Legal & Regulatory

Indemnification

Synonyms: hold harmless clause، contractual guarantee، indemnity obligation، liability assumption clause، contractual surety

Last updated: 2026-05-10

Short Definition

Undertaking by one party to bear losses of other in specific cases, common clause in commercial contracts, protecting from potential liability.

Overview

Contractual indemnification is the obligation whereby one contracting party undertakes to bear the losses, claims, or legal costs that the other party may incur as a result of specific agreed events or risks defined in the contract. It differs from judicial compensation in that it springs from a prior contractual agreement rather than a subsequent judicial decision. In the Saudi real estate context, major commercial tenancy contracts and investment contracts include indemnification clauses obligating the tenant to indemnify the landlord against any third-party claims arising from the tenant's activities in the unit, or obligating the landlord to indemnify the tenant against hidden defects disrupting beneficial use. Indemnification clauses also commonly appear in contractors' and real estate developers' contracts with property owners.
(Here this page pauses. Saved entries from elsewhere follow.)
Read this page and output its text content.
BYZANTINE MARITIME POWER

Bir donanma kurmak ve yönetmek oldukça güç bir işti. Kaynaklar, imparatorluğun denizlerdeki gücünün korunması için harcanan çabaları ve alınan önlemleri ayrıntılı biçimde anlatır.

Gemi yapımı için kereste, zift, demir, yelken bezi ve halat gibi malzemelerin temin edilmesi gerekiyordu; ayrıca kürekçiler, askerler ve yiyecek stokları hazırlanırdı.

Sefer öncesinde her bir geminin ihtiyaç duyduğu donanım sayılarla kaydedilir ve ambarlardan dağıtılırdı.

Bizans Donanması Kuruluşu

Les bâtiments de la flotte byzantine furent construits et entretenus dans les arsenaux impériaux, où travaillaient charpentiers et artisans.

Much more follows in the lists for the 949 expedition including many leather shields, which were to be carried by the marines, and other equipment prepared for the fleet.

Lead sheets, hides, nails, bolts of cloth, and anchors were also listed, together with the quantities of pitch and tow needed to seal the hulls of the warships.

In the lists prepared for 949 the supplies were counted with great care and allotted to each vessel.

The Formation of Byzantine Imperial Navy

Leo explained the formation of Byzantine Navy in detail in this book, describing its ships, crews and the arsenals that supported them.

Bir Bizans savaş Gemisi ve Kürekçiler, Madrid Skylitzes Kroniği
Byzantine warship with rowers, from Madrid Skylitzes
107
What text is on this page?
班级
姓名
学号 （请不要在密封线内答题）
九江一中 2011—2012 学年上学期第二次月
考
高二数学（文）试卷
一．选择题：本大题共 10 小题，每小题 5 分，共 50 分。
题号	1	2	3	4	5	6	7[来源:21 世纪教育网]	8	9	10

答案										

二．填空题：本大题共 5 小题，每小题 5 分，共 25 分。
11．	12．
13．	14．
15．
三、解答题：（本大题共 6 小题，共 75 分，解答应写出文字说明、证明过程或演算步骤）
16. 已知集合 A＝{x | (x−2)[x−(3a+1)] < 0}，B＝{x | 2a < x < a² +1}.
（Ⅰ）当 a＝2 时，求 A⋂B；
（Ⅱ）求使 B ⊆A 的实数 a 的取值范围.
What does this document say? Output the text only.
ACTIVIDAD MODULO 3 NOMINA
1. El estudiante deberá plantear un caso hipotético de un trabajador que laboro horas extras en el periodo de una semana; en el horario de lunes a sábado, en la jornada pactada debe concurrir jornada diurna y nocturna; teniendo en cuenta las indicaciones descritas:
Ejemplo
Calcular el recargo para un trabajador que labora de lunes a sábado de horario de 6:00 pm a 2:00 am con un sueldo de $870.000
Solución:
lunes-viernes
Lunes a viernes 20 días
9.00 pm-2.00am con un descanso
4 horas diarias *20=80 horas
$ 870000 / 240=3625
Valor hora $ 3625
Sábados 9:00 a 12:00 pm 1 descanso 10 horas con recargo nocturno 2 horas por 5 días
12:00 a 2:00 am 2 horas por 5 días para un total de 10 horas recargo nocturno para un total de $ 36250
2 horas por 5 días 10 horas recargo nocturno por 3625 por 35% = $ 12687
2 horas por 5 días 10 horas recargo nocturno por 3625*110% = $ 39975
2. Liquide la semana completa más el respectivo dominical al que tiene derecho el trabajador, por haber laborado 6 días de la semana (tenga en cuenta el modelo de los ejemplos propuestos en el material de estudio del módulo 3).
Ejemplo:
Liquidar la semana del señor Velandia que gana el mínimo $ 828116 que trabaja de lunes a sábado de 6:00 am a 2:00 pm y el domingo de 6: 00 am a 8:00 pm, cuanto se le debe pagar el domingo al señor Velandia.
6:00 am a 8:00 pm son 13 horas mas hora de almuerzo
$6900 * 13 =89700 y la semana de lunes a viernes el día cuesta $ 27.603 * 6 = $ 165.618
The Saudi Civil Transactions Law casts its shadow over indemnification clauses through two essential conditions: the clause must not include an exemption from liability for fraud or gross negligence (as that would violate public order), and the scope of indemnification must be defined with sufficient specificity to distinguish it from the general obligations in the contract.

Legal Basis

Indemnification clauses in Saudi real estate contracts are based on the principle that the contract is the law of the contracting parties in the Civil Transactions Law, subject to public order constraints prohibiting exemption from liability for fraud or gross negligence.

Practical Example

Al-Asayel Restaurant Chain signed a lease for a restaurant in a shopping centre in Jeddah at an annual rent of 240,000 SAR. The contract included an indemnification clause obligating the chain to compensate the centre's owner for any claims by centre visitors arising from the restaurant's activities. A visitor suffered food poisoning and filed a compensation claim of 85,000 SAR against the centre owner as the legal operator of the building. The centre owner invoked the indemnification clause and demanded that the restaurant company undertake the defence and bear the full compensation. The restaurant company accepted and paid the compensation, acknowledging that the incident arose from its activities covered by the indemnification clause.

Common Mistakes

  • Drafting the indemnification clause broadly to cover all claims without exception, which may violate public order
  • Failing to specify a financial cap on indemnification, exposing the obligated party to unlimited open-ended obligations
  • Confusing indemnification with insurance; the former is a contractual agreement between the parties while the latter is a contract with an insurance company
  • Overlooking specification of who will handle the legal defense when a claim subject to indemnification arises
  • Believing that an indemnification clause substitutes for requiring civil liability insurance in major commercial tenancy contracts

International Differences

In the UAE, Indemnification clauses are common in commercial complex and office lease contracts, with RERA overseeing their balance. In Turkey, the Turkish Code of Obligations regulates indemnification clauses with explicit restrictions preventing exemption from gross liability. In Egypt, civil law enshrines the indemnification principle but limits blanket exemption clauses. In the UK, indemnification is subject to the Unfair Contract Terms Act (UCTA) with a reasonableness test. In the US, indemnification rules differ among states with some having Anti-Indemnity statutes for construction contracts.

FAQs

Can an indemnification clause be extended to cover intentional fraud?
No. Indemnification clauses that exempt from liability for fraud or gross negligence are absolutely void in the Saudi system for violating public order. This principle applies even if the agreement is explicit.
Is the indemnifying party required to bear legal defence costs as well?
This depends on the clause's wording. If it explicitly covers defence costs, they are included. If it is limited to compensation, legal costs may not automatically be included unless a direct connection between the defence and the indemnified claim is established.
Does indemnification apply to claims from government authorities and not only private parties?
Yes, if the clause expressly so states. However, indemnification clauses against government fines and administrative penalties require precise drafting and may encounter public order limitations.
Does indemnification end when the contract expires?
This depends on the clause's wording. Many indemnification clauses remain effective after contract expiry for claims arising during its term (survival clause). Without explicit wording, indemnification generally applies only until the contract expires.
How does an indemnification clause interact with civil liability insurance provided by the tenant?
The best approach is to coordinate both: the tenant is required to maintain civil liability insurance naming the landlord as beneficiary, and the contractual indemnification clause operates as an additional guarantee for cases not covered by insurance.

In Other Languages

Arabic
التضمين

تعهد طرف بتحمل خسائر طرف آخر في حالات معينة، شرط شائع في العقود التجارية، يحمي من المسؤولية المحتملة.

English
Indemnification

Undertaking by one party to bear losses of other in specific cases, common clause in commercial contracts, protecting from potential liability.

Turkish
Tazminat Garantisi

Bir tarafın belirli durumlarda diğerinin kayıplarını üstlenme taahhüdü; ticari sözleşmelerde yaygın madde, olası sorumluluktan korur.